Investigação e prisões no caso de violência sexual
Os jogadores são investigados pelo estupro coletivo de duas mulheres dentro do alojamento do clube no dia 13 de fevereiro, em Rio Branco. O caso resultou na prisão em flagrante de Erick Luiz Serpa Santos Oliveira no dia 14 de fevereiro e na decretação de prisão temporária dos outros três no dia 17 daquele mês.
Com relação a Erick e Brian Peixoto Henrique Iliziario, ambos seguem presos preventivamente no Complexo Penitenciário de Rio Branco. A Delegacia Especializada em Atendimento à Mulher (Deam) concluiu o inquérito e indiciou Brian e Erick pelo estupro das duas mulheres.
Defesa comemora decisão judicial
O advogado de Alex, Robson Aguiar, confirmou ao g1 que aguarda o alvará de soltura. "Saiu a decisão e estou aguardando o alvará de soltura, mas já estou indo para a unidade prisional buscá-lo. Do Matheus também saiu, vai ser solto junto com o Alex. O Brian e o outro jogador seguem presos preventivamente", afirmou.
Segundo a defesa, o relatório final da delegada Elenice Frez foi crucial para que o juiz concedesse a liberdade. "O relatório final da delegada Elenice [Frez] foi crucial para que o juiz concedesse a liberdade que a gente já havia pedido anteriormente", complementou o advogado.
Detalhes da denúncia e investigação
O caso foi registrado na Deam em 14 de fevereiro, menos de um dia após o crime.

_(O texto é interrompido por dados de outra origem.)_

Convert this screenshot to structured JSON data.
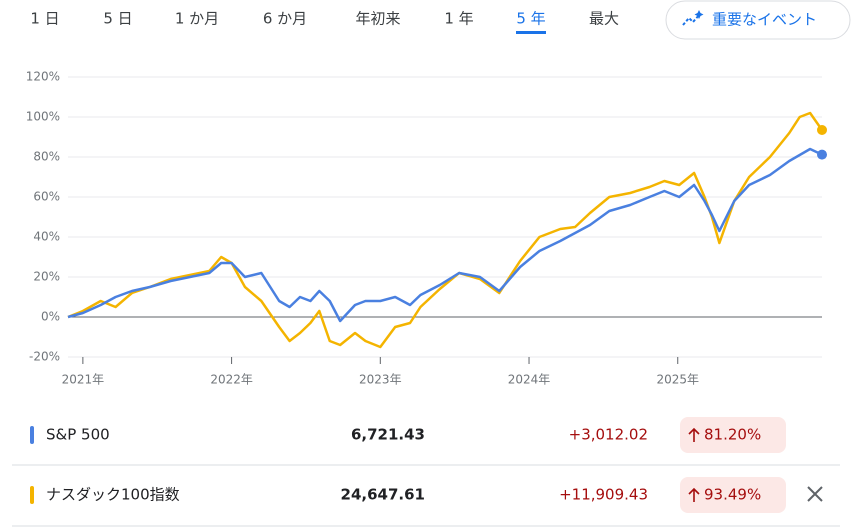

À época, o delegado Alcino Souza informou que encontrou as vítimas na Maternidade Bárbara Heliodora. As mulheres haviam procurado a delegacia pela manhã, mas não conseguiram formalizar a ocorrência e foram encaminhadas para atendimento médico.
As vítimas relataram medo de retaliação e foram orientadas por uma assistente social a registrar a denúncia. A polícia informou que as mulheres foram ao alojamento para se relacionar de forma consensual com os jogadores, mas teriam sido submetidas aos abusos posteriormente.
Repercussão e investigações paralelas
No dia 19 de fevereiro, o Vasco-AC fez sua estreia na Copa do Brasil na Arena da Floresta, em Rio Branco, e acabou eliminado pelo Velo Clube nos pênaltis. Antes da partida, o time acreano chamou atenção ao entrar em campo com camisas que estampavam os nomes de três dos quatro atletas presos.
A ação foi repudiada em conjunto pelos ministérios das Mulheres e do Esporte, que classificaram como 'inaceitável' a homenagem. O gesto dos atletas também é investigado pelo Ministério Público do Acre (MP-AC), que vai analisar se houve possível omissão da justiça desportiva do estado.
Em nota anterior, o Vasco-AC afirmou que não compactua com qualquer forma de violência e que adotará as medidas cabíveis no âmbito interno, conforme o andamento das investigações. Todos os jogadores envolvidos negam o crime.